Being part of a tribe means being together. This is my favorite part of being Catholic: we are a people, a tribe. We are always supposed to be together, to be with each other. Just today, I explained to a student how, when someone receives their Last Rites and consumes the Eucharist, even then they are not alone. The whole Church is with them as they receive Christ; the whole Church lifts them as they walk with Christ over the borders of life and death. I never, ever receive a sacrament alone. Every Catholic who has ever lived stands right there with me. Right there. Everyone.
It confuses me in a simple a child-like way when the tribe seems intent on splintering into a thousand pieces, or determined to exile one of its members. I know, of course, that this is also what we do: we fight with each other. Knock-down, vicious brawls are a long and venerable part of our history together. We are often much quicker to fight with one another than we are with anyone else. But there’s a way to do it, a good and proper way to hate your brother’s guts while loving him too. A way that assumes you love him first and last, that rests on being part of the family together. And there’s a different way to hate your brother, one that begins by saying he is not your brother at all.
It is easier to be part of a family that exiles its embarrassing members, I suppose. But that isn’t how blood-ties work. Our shame is ours, together. Our glory is ours. Together. We share who we are with one another, because we’re only who we are with each other. Saint Paul even seems to say that the lesser of us is more important than the rest of us:
On the contrary, it is much truer that the members of the body which seem to be weaker are necessary; and those members of the body which we deem less honorable, on these we bestow more abundant honor, and our less presentable members become much more presentable, whereas our more presentable members have no need of it. But God has so composed the body, giving more abundant honor to that member which lacked, so that there may be no division in the body, but that the members may have the same care for one another. (1 Cor 12:22-25)

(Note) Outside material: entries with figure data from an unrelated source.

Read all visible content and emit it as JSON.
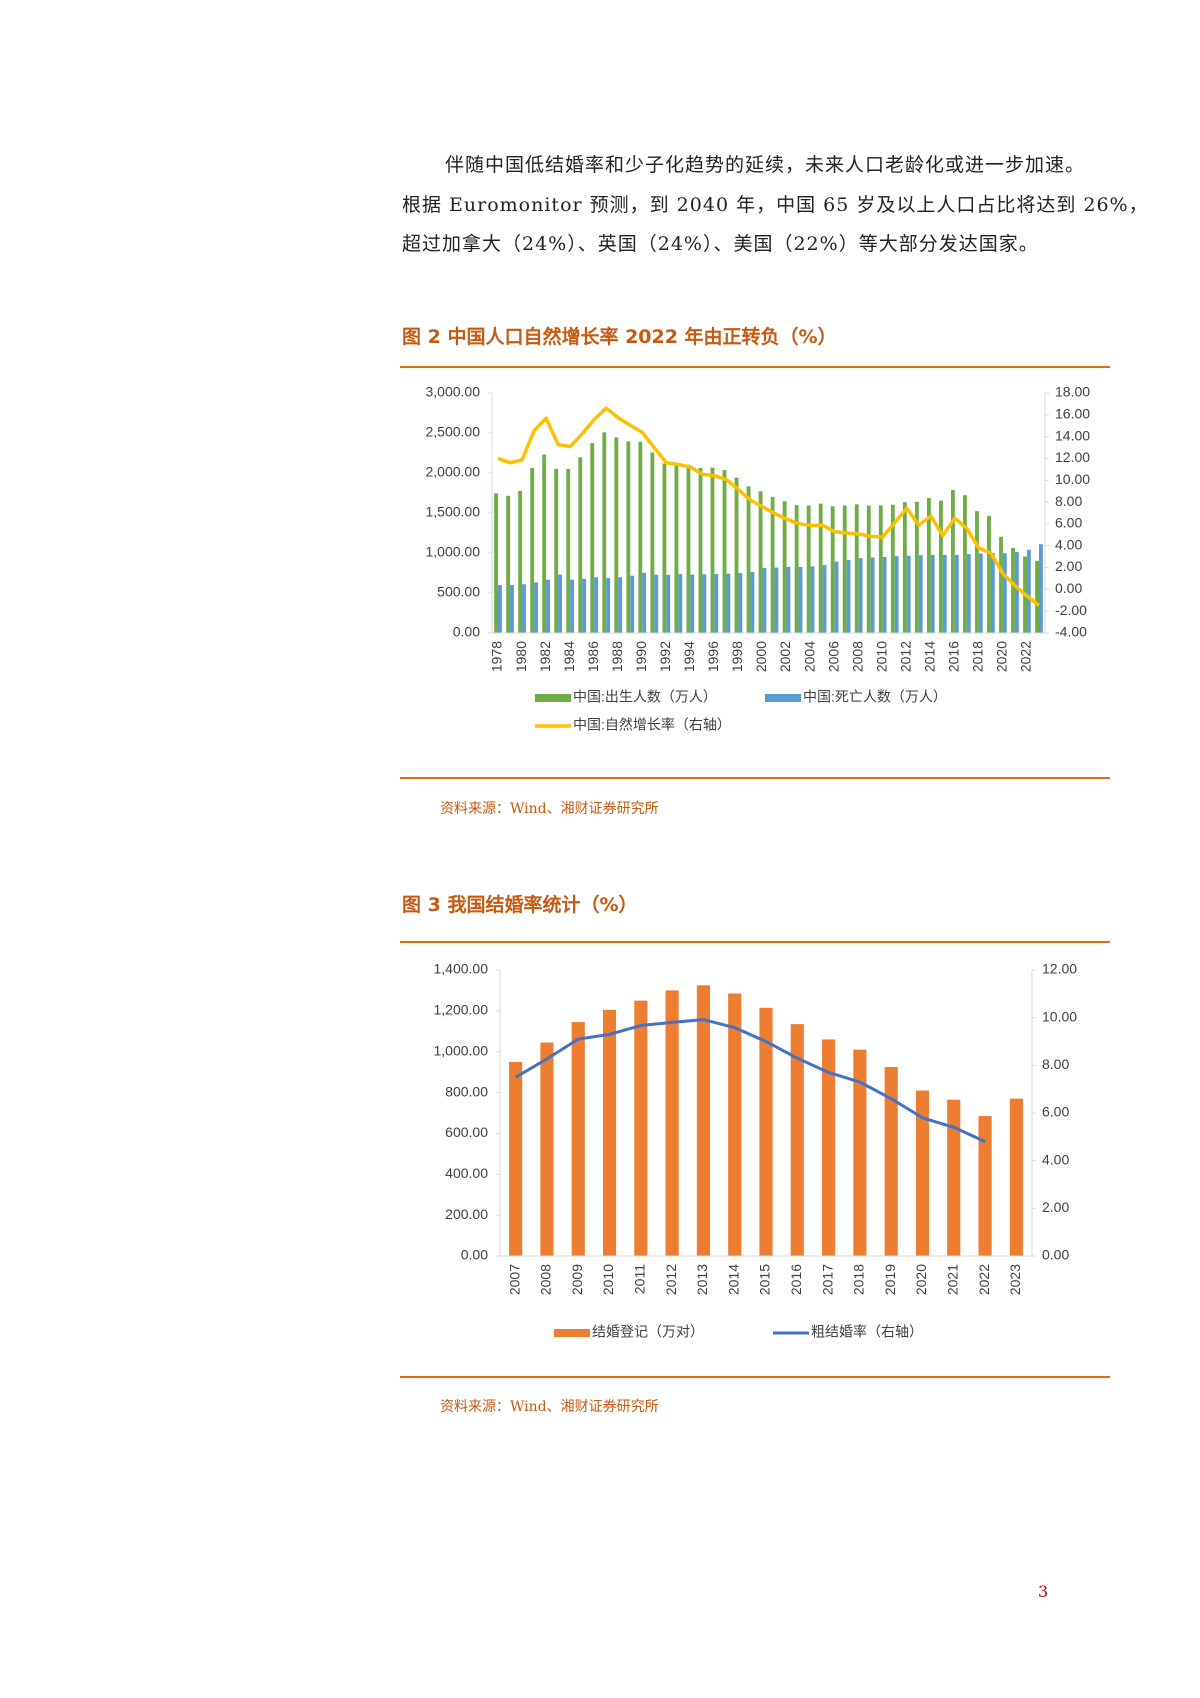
{
  "paragraph": [
    "伴随中国低结婚率和少子化趋势的延续，未来人口老龄化或进一步加速。",
    "根据 Euromonitor 预测，到 2040 年，中国 65 岁及以上人口占比将达到 26%，",
    "超过加拿大（24%）、英国（24%）、美国（22%）等大部分发达国家。"
  ],
  "page_number": "3",
  "chart_data": [
    {
      "type": "combo",
      "title": "图 2 中国人口自然增长率 2022 年由正转负（%）",
      "source": "资料来源：Wind、湘财证券研究所",
      "categories": [
        "1978",
        null,
        "1980",
        null,
        "1982",
        null,
        "1984",
        null,
        "1986",
        null,
        "1988",
        null,
        "1990",
        null,
        "1992",
        null,
        "1994",
        null,
        "1996",
        null,
        "1998",
        null,
        "2000",
        null,
        "2002",
        null,
        "2004",
        null,
        "2006",
        null,
        "2008",
        null,
        "2010",
        null,
        "2012",
        null,
        "2014",
        null,
        "2016",
        null,
        "2018",
        null,
        "2020",
        null,
        "2022",
        null
      ],
      "series": [
        {
          "name": "中国:出生人数（万人）",
          "type": "bar",
          "color": "#70ad47",
          "values": [
            1745,
            1715,
            1776,
            2064,
            2230,
            2052,
            2050,
            2196,
            2374,
            2508,
            2445,
            2396,
            2391,
            2258,
            2119,
            2126,
            2104,
            2063,
            2067,
            2038,
            1942,
            1834,
            1771,
            1702,
            1647,
            1599,
            1593,
            1617,
            1584,
            1594,
            1608,
            1591,
            1596,
            1604,
            1635,
            1640,
            1687,
            1655,
            1786,
            1723,
            1523,
            1465,
            1202,
            1062,
            956,
            902
          ]
        },
        {
          "name": "中国:死亡人数（万人）",
          "type": "bar",
          "color": "#5b9bd5",
          "values": [
            599,
            602,
            610,
            633,
            665,
            730,
            667,
            677,
            697,
            686,
            697,
            716,
            753,
            728,
            727,
            736,
            729,
            733,
            736,
            742,
            749,
            763,
            814,
            818,
            826,
            825,
            832,
            849,
            892,
            913,
            935,
            943,
            951,
            960,
            966,
            972,
            977,
            975,
            977,
            986,
            993,
            998,
            998,
            1014,
            1041,
            1110
          ]
        },
        {
          "name": "中国:自然增长率（右轴）",
          "type": "line",
          "axis": "y2",
          "color": "#ffc000",
          "values": [
            12.0,
            11.61,
            11.87,
            14.55,
            15.68,
            13.29,
            13.08,
            14.26,
            15.57,
            16.61,
            15.73,
            15.04,
            14.39,
            12.98,
            11.6,
            11.45,
            11.21,
            10.55,
            10.42,
            10.06,
            9.14,
            8.18,
            7.58,
            6.95,
            6.45,
            6.01,
            5.87,
            5.89,
            5.28,
            5.17,
            5.08,
            4.87,
            4.79,
            6.13,
            7.43,
            5.9,
            6.71,
            4.93,
            6.53,
            5.58,
            3.78,
            3.32,
            1.45,
            0.34,
            -0.6,
            -1.48
          ]
        }
      ],
      "ylim": [
        0,
        3000
      ],
      "yticks": [
        {
          "value": 0,
          "label": "0.00"
        },
        {
          "value": 500,
          "label": "500.00"
        },
        {
          "value": 1000,
          "label": "1,000.00"
        },
        {
          "value": 1500,
          "label": "1,500.00"
        },
        {
          "value": 2000,
          "label": "2,000.00"
        },
        {
          "value": 2500,
          "label": "2,500.00"
        },
        {
          "value": 3000,
          "label": "3,000.00"
        }
      ],
      "y2lim": [
        -4,
        18
      ],
      "y2ticks": [
        {
          "value": -4,
          "label": "-4.00"
        },
        {
          "value": -2,
          "label": "-2.00"
        },
        {
          "value": 0,
          "label": "0.00"
        },
        {
          "value": 2,
          "label": "2.00"
        },
        {
          "value": 4,
          "label": "4.00"
        },
        {
          "value": 6,
          "label": "6.00"
        },
        {
          "value": 8,
          "label": "8.00"
        },
        {
          "value": 10,
          "label": "10.00"
        },
        {
          "value": 12,
          "label": "12.00"
        },
        {
          "value": 14,
          "label": "14.00"
        },
        {
          "value": 16,
          "label": "16.00"
        },
        {
          "value": 18,
          "label": "18.00"
        }
      ],
      "grid": false
    },
    {
      "type": "combo",
      "title": "图 3 我国结婚率统计（%）",
      "source": "资料来源：Wind、湘财证券研究所",
      "categories": [
        "2007",
        "2008",
        "2009",
        "2010",
        "2011",
        "2012",
        "2013",
        "2014",
        "2015",
        "2016",
        "2017",
        "2018",
        "2019",
        "2020",
        "2021",
        "2022",
        "2023"
      ],
      "series": [
        {
          "name": "结婚登记（万对）",
          "type": "bar",
          "color": "#ed7d31",
          "values": [
            950,
            1045,
            1145,
            1205,
            1250,
            1300,
            1325,
            1285,
            1215,
            1135,
            1060,
            1010,
            925,
            810,
            765,
            685,
            770
          ]
        },
        {
          "name": "粗结婚率（右轴）",
          "type": "line",
          "axis": "y2",
          "color": "#4472c4",
          "values": [
            7.5,
            8.27,
            9.1,
            9.3,
            9.67,
            9.8,
            9.92,
            9.58,
            9.0,
            8.3,
            7.7,
            7.3,
            6.6,
            5.8,
            5.4,
            4.8,
            null
          ]
        }
      ],
      "ylim": [
        0,
        1400
      ],
      "yticks": [
        {
          "value": 0,
          "label": "0.00"
        },
        {
          "value": 200,
          "label": "200.00"
        },
        {
          "value": 400,
          "label": "400.00"
        },
        {
          "value": 600,
          "label": "600.00"
        },
        {
          "value": 800,
          "label": "800.00"
        },
        {
          "value": 1000,
          "label": "1,000.00"
        },
        {
          "value": 1200,
          "label": "1,200.00"
        },
        {
          "value": 1400,
          "label": "1,400.00"
        }
      ],
      "y2lim": [
        0,
        12
      ],
      "y2ticks": [
        {
          "value": 0,
          "label": "0.00"
        },
        {
          "value": 2,
          "label": "2.00"
        },
        {
          "value": 4,
          "label": "4.00"
        },
        {
          "value": 6,
          "label": "6.00"
        },
        {
          "value": 8,
          "label": "8.00"
        },
        {
          "value": 10,
          "label": "10.00"
        },
        {
          "value": 12,
          "label": "12.00"
        }
      ],
      "grid": false
    }
  ]
}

I am not tribal in the sense that I have a favorite kind of Catholic. There are definitely versions of Catholicism, dialects, that come more easily to me than others. I can also be pushed until I feel betrayed by a fellow Catholic, or until it becomes very hard for me to recognize what we’re talking about as “Catholic.” But my first point of reference is that we are a “we,” and that this matters fundamentally, and that it is still the thing that makes the most sense even of a betrayal.
I understand that sometimes this way of thinking is too simple. That it cannot possibly encompass the complexity of what it means to “be” Church. And still it follows me everywhere, and my first instinct is to search for kin, to feel the steady thrum of our shared blood. To trace the markings that make us part of the tribe, that make us each other’s.